Together, they created the Systematic Inventive Thinking (SIT) model, which provides a structure for innovation. SIT recommends five specific techniques that retrain the way our brain thinks about problem solving. These are based on psychologist Robert Finke’s research, who says:

  • People are better at starting with a solution and then finding a problem that fits the solution.
  • Most surprising ideas are right in front of us – unassuming, and connected to our current reality.

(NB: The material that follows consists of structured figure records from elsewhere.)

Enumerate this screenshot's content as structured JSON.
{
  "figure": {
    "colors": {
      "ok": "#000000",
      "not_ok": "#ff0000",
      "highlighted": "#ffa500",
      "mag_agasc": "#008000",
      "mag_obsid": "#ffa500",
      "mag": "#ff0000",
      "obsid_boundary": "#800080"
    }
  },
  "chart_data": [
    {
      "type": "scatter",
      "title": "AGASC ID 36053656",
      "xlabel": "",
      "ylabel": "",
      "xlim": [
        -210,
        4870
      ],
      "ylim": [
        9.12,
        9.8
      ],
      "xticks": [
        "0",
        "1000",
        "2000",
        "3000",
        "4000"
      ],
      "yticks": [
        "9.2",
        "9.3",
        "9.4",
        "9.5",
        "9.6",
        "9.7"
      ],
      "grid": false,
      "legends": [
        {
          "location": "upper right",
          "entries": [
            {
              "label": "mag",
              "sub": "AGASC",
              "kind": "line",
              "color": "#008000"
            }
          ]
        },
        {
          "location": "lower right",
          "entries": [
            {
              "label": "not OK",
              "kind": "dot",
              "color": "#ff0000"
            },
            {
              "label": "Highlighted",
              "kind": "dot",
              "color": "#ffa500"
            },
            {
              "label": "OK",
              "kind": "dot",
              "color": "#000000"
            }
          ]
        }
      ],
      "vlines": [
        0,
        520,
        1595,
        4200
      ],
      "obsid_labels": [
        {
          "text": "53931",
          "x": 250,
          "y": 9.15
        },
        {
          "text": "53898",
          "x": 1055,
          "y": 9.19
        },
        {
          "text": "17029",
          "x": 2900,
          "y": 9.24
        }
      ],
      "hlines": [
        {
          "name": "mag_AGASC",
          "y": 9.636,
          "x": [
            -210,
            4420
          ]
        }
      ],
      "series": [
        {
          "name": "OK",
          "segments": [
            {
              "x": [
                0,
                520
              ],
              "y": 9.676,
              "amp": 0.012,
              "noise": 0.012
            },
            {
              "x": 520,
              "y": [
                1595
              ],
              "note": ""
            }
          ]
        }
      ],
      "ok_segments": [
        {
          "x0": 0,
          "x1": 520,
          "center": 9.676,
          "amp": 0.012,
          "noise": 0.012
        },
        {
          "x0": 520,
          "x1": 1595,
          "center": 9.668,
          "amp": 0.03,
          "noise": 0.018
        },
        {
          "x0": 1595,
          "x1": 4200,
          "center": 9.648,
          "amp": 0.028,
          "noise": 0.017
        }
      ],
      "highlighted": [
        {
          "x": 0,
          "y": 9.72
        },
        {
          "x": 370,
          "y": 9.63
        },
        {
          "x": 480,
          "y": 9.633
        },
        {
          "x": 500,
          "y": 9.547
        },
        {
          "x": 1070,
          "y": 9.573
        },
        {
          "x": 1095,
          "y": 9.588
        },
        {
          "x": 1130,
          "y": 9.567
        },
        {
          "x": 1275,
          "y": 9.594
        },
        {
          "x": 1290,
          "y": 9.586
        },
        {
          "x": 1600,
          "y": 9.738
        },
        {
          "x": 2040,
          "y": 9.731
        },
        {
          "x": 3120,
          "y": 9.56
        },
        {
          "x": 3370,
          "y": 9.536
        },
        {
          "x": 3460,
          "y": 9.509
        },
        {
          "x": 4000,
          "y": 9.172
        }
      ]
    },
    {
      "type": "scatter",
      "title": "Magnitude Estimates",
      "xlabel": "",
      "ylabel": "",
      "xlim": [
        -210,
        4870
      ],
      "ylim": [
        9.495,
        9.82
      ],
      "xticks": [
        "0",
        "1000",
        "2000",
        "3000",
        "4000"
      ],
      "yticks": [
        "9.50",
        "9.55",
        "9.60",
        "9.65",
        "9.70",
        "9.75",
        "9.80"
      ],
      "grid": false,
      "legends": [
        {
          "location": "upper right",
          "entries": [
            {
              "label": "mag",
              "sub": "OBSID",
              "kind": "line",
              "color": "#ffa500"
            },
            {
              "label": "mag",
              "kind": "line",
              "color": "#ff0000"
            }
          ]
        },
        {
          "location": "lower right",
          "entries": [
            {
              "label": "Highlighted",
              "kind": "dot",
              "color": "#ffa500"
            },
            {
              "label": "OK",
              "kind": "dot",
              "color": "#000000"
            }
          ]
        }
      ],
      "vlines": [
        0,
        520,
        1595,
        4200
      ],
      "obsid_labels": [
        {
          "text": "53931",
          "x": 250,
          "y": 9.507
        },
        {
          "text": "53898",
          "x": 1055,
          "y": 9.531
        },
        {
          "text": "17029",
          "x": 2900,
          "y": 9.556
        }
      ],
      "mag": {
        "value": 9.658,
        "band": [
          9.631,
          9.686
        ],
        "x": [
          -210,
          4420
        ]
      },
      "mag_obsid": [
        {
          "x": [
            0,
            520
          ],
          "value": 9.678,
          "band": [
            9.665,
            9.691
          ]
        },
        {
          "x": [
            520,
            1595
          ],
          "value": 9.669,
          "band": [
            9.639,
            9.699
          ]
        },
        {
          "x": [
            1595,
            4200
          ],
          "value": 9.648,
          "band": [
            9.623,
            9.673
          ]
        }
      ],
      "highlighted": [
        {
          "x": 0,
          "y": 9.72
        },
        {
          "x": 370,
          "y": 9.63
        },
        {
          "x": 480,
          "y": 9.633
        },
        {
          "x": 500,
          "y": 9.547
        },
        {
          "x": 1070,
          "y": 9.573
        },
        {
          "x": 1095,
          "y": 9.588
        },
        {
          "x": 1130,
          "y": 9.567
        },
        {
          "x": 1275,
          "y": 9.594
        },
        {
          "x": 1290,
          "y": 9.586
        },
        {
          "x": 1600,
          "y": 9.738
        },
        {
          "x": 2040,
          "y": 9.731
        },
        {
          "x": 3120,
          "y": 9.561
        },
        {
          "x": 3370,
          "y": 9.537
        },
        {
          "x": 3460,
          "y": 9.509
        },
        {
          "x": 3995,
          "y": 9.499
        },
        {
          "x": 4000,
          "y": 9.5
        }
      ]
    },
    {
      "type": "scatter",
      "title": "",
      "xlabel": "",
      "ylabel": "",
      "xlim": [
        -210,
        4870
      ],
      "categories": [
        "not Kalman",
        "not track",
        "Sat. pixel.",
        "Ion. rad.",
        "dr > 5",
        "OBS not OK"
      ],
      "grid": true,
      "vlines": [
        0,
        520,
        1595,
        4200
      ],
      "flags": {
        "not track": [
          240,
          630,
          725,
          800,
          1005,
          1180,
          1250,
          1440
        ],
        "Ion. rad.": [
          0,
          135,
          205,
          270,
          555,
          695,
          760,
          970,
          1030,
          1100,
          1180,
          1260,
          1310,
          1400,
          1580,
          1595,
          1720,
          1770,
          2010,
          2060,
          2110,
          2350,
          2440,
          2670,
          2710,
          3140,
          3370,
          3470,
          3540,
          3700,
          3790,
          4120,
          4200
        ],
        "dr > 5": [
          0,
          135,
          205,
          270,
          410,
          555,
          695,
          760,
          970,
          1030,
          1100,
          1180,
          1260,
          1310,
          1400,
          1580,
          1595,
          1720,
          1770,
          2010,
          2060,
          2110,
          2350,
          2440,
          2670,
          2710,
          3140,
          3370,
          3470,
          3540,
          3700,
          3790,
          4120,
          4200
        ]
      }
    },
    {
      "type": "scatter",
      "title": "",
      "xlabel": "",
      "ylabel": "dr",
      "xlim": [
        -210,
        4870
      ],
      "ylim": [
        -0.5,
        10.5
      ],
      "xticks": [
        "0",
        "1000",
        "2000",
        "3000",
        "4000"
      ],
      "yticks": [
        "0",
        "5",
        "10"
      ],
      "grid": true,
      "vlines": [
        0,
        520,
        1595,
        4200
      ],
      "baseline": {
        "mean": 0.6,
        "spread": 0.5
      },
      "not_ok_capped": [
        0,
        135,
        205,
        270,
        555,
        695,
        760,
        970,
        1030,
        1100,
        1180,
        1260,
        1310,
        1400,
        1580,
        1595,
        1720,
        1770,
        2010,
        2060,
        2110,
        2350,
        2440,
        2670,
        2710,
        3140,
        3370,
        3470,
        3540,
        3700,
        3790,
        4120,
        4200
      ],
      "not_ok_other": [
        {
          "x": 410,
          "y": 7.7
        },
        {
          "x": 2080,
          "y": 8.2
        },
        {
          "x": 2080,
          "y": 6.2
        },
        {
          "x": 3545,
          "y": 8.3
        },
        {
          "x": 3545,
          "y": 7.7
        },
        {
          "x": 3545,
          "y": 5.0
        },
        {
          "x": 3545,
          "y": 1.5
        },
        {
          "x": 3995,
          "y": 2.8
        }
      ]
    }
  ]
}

With this as a context, let’s look at the five techniques of SIT:

  1. Subtraction refers to removing elements from a process or product, to arrive at a form that is different from the original. It eliminates fixedness, by asking people to imagine their idea/ problem without an essential component, and make do with the remaining. Removing the liquid from soup, to sell soup powder is subtraction. So is D-I-Y Ikea furniture, as well as lean teams.
  2. Task Unification brings together completely unrelated concepts. Using gamification to strengthen healthy habits, is a potent example. Samsonite, the travel-bag company, employed task unification to use the heavy weight of college backpacks to their advantage. The straps of their bags are shaped such that they press into the wearer’s shoulders at strategically located shiatsu points, to provide a soothing massage. The heavier the bag, the deeper the massage!
  3. Multiplication uses modified versions of the same idea to achieve different impact. For example, employee recognition acts as a catalyst for a person’s ‘purpose’. When shared with external stakeholders, it shows a more human face of the company, helping increase market-share and brand loyalty. Another example is of Gillette double blade razors. The first blade pulls up the hair so that it’s unable to retract into the skin before the second blade, set at a slightly different angle, cuts it off.
  4. Division is a practice that separates out elements of a process or idea, and then rearranges them in a way that is thought to be unworkable. Sensor controlled smart TVs are a great example, where the control functions are independent of a remote. In organizations, this could be akin to shuffling of teams, like lateral movements – put a client services person in the programming team, and vice-versa. How would that be?
  5. Attribute Dependency comprises bringing together elements, which change in response to other surrounding elements. An example is photo-chromatic glasses, which become dark when it’s sunny, and lighten up in dark spaces. Crisis Intervention teams comply with this. They have other roles to tend to, but when there is a policy violation like sexual harassment, their role changes.

According to Boyd and Goldenberg, “The key to being consistently innovative is to create a new form for something familiar and then to find a function it can perform.” Ready to tackle something differently now?